Bill Scott's blog

Thoughts on learning, sustainability and the link between them

Monthly Archives: October 2010

A Good Move for the DfE's Sustainable Development Unit?

📥  News and Updates

Perhaps I am the last person to become aware of this, but it strikes me as a positive move that the DfE Sustainable Development Unit has been moved within the DfE's Policy Impact Division with an objective to mainstream sustainability in policy development and impact assessment across policy areas.   Time will tell, of course, just how good a move this proves to be, but I'll travel hopefully for now.
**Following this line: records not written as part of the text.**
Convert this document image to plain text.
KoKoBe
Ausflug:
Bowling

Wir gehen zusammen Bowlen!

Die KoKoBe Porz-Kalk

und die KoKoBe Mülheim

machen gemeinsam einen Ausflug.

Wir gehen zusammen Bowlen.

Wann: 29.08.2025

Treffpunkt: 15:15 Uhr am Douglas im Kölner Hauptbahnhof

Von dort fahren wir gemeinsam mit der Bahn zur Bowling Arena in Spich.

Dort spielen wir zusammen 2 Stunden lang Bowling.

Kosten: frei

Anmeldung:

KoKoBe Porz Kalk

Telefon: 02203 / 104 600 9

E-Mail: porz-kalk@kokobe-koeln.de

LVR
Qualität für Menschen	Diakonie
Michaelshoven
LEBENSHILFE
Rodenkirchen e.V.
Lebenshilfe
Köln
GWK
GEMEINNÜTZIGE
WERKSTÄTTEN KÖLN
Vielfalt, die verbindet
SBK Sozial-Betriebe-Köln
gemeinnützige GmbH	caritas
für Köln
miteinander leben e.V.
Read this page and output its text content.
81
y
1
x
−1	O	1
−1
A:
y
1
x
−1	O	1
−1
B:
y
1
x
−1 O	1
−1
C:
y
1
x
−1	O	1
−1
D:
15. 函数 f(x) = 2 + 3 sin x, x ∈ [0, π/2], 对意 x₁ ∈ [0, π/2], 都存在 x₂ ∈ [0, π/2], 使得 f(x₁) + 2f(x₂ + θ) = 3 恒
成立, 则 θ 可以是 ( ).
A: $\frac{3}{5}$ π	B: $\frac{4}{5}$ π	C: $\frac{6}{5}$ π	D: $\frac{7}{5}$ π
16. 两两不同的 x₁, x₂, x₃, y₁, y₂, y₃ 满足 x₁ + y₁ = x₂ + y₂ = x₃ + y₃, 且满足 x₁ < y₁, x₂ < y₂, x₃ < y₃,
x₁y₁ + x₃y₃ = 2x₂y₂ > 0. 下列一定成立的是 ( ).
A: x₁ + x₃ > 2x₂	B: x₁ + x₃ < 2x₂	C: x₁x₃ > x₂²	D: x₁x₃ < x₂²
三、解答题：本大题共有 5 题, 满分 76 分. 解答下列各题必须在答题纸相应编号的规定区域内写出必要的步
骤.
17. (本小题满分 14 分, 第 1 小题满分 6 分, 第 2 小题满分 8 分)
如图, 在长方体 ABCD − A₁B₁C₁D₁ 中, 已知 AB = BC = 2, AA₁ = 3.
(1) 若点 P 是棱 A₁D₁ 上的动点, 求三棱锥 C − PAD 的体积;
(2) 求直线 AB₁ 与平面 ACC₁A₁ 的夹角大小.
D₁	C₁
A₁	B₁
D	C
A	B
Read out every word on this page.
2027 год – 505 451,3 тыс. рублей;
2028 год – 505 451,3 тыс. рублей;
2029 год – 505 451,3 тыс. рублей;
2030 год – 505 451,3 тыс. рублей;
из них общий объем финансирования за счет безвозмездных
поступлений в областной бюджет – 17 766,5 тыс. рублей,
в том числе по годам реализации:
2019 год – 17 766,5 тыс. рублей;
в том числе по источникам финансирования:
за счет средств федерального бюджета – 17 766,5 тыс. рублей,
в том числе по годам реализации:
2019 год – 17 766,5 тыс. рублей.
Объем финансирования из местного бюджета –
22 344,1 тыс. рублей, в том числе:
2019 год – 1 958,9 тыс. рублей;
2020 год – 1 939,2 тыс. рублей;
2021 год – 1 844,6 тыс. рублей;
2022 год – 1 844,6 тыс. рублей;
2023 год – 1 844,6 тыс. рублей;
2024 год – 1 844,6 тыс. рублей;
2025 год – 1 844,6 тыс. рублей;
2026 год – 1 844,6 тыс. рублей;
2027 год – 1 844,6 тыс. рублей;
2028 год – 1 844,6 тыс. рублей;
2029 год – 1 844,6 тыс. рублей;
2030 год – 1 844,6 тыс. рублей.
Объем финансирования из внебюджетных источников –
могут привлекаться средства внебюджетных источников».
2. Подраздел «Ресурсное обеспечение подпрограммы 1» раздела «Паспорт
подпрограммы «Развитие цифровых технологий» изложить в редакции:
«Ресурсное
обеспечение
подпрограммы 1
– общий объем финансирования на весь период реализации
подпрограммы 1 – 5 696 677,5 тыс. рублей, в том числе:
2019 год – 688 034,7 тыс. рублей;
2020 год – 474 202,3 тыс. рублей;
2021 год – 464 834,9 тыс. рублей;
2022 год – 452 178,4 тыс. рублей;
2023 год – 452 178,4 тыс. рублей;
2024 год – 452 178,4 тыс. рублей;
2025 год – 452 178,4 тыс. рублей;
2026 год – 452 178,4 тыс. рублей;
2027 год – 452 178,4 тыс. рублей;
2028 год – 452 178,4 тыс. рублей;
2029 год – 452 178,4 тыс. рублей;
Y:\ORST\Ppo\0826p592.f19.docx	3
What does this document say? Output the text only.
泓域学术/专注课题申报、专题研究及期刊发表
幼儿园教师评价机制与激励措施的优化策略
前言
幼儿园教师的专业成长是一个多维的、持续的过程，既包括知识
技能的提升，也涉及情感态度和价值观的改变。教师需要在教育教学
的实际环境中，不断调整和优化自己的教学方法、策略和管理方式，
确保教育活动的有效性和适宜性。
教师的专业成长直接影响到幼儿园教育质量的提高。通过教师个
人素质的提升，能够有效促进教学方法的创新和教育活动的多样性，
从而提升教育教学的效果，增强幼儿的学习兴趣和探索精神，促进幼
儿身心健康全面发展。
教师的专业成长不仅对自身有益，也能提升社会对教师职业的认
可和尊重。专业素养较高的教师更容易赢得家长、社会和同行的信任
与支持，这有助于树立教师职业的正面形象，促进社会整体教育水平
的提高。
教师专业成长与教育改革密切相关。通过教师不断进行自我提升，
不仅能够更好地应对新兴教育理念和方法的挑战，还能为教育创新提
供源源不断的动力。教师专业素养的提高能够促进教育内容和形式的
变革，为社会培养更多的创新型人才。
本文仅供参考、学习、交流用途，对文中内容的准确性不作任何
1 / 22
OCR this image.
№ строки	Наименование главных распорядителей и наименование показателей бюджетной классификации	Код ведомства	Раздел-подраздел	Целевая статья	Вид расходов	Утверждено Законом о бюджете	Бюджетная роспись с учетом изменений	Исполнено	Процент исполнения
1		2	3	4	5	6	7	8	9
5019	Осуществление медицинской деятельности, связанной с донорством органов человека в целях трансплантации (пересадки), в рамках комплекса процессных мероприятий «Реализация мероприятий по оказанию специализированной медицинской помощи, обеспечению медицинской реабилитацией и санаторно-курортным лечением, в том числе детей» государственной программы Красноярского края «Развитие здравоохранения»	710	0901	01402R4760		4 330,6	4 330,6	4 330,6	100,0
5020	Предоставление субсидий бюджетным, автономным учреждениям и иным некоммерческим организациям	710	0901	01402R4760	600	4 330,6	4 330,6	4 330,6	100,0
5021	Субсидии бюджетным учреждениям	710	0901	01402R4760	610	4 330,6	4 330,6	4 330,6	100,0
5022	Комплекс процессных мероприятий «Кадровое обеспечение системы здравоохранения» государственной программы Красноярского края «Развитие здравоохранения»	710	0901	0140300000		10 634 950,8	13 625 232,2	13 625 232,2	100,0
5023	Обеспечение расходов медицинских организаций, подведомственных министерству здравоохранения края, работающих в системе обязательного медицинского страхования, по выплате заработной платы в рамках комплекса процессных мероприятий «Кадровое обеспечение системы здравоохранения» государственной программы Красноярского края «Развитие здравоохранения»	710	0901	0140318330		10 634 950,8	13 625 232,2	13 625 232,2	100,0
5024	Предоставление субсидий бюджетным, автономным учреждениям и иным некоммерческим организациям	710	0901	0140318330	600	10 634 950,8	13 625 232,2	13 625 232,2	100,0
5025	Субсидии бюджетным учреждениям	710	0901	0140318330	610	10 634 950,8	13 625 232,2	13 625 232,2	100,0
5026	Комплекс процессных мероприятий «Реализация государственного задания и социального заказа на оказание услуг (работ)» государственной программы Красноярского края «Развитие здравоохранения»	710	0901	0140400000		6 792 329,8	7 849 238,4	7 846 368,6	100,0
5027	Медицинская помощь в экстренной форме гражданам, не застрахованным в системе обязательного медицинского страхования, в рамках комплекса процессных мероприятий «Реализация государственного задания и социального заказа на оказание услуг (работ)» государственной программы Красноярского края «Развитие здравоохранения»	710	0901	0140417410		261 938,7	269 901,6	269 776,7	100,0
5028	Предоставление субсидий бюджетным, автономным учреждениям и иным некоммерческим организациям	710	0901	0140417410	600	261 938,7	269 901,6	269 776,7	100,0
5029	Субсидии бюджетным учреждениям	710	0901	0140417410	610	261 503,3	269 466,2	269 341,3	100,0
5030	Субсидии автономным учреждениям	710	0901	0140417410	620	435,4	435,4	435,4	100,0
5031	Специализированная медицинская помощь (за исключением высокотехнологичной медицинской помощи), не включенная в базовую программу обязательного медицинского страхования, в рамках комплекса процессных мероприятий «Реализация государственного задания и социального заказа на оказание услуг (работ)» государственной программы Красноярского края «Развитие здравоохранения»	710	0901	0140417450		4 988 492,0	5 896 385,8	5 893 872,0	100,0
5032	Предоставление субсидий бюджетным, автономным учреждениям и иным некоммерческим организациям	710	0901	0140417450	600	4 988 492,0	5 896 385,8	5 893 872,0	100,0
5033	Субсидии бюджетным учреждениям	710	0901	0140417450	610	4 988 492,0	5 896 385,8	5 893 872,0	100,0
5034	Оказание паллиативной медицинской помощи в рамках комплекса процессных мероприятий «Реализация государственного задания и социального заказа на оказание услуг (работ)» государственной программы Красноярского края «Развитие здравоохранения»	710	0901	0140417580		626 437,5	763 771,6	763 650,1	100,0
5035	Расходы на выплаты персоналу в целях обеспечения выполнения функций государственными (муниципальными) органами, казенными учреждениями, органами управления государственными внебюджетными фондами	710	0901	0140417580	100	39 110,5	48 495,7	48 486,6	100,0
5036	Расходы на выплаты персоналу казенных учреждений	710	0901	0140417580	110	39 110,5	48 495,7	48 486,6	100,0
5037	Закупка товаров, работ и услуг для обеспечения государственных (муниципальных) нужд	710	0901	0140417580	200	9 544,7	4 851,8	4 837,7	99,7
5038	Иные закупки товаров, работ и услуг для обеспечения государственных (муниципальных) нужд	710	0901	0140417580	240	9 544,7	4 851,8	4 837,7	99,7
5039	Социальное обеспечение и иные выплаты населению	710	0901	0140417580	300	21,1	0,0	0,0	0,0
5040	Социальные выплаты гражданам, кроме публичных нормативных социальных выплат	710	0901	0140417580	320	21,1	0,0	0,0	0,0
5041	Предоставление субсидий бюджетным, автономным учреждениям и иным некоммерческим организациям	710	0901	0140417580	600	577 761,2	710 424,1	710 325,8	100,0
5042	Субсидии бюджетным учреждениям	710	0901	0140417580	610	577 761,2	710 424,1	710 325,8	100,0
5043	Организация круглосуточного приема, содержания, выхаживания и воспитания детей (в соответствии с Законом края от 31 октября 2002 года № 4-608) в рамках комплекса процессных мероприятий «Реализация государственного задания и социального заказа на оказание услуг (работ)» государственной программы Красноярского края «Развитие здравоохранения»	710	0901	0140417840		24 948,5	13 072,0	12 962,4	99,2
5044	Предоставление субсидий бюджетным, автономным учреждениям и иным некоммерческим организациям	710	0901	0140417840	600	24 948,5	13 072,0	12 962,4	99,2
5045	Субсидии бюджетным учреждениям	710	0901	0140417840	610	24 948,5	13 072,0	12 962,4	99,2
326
Daphne and Belinda at the BBC

📥  Comment

The BBC's Points West had what was billed as a good conservation story last night, and Daphne and Belinda were in the studio to tell us all about it.  Belinda was an otter and Daphne was its "owner", or so the studio hosts said.  Whilst coo'ing and ooh'ing, and isn't she sweet'ing, over this hapless, un-wild creature, they kept a sensible distance.  Daphne finished up wearing Belinda as an on the shoulder accessory – just as my long-gone grandmother did her dead fox (head, feet, brush and all).  I watched this with an emotion bordering on disgust.

Apparently there was a good news story here about otters returning to the West's rivers, but rather than go out and film (or take shots from their considerable archive), the BBC took the cheap (in both senses) option and decided on a chat show interview.  There was a man there from Bristol Zoo as well, also keeping his distance from Belinda / Daphne, whilst reinforcing the positive conservation story.  The irony was that some sensible and important things were said about what the public should / shouldn't do in the countryside, but why did it need a circus to get these points across?


The TES gets it Badly Wrong

📥  Comment

I have just caught up with a recent story in the Times Education Supplement under the headline: "Climate change strategy falls victim to Tories' anti-centralising drive".  To my bemusement, this turned out to be the Sustainable Schools Initiative.   To describe this as a climate change strategy traduces its intent; its scope and ambition were always far greater than this.  How disappointing the TES has been so off-hand and careless, given its earlier interest and much more nuanced coverage of the initiative.   This does, however, illustrate a growing tendency to reduce the complexity and breadth of sustainability issues to a focus, one way or another, on climate, as the recent Unesco report on ESD in the UK in 2010 noted.  The Department for Education was unavailable for comment, it seems.  As appalled as I was, no doubt.


No Pressure; No Problemo

📥  Comment

I have been away – two luxurious weeks with little thought of ESD.  I come back to discover that I've missed a mini-drama.  It seems that those well-meaning folk at the 10:10 movement thought it would be a good idea to commission Richard [ 4 weddings and a funeral in Notting Hill ] Curtis to write a short film (oddly only 4 rather than 10 minutes long) to support their campaign to have more people to commit to cutting their carbon footprint by 10% in 2010.  He did this, and the film [ No Pressure ] was duly posted on the 10:10 website only for it to be pulled a few hours later, as the Guardian noted.  It seems, shock / horror, some people were upset.  What's not clear is whether the film was censored because 10:10 were themselves eventually upset by the film, or because they were upset because others were upset (which would never do, of course in these correct times).  I suspect the latter otherwise they'd never have posted the film in the first place.  Anyway, cue groveling apology from Lizzie Gillet, 10:10's global campaign director.

Who was it, I wonder, that didn't know that RC was a satirist?  Who was it that was so trusting that it was only after the film was made, approved and posted that problems were perceived?  Who was it that has wasted so much creative time and effort?  I hope 10:10 trustees are finding out.

Meanwhile, you can watch the film here.  Enjoy.  I did – all 4 gloriously funny minutes of it.  Perhaps it was the idea of executing children and teachers who are sufficiently strong-minded not to be pressured into doing something they don't believe in that was too close to the bone for some viewers?

PS, The Guardian says that more than 96,000 people have now signed up to the 10:10 campaign.  This does not seem a lot.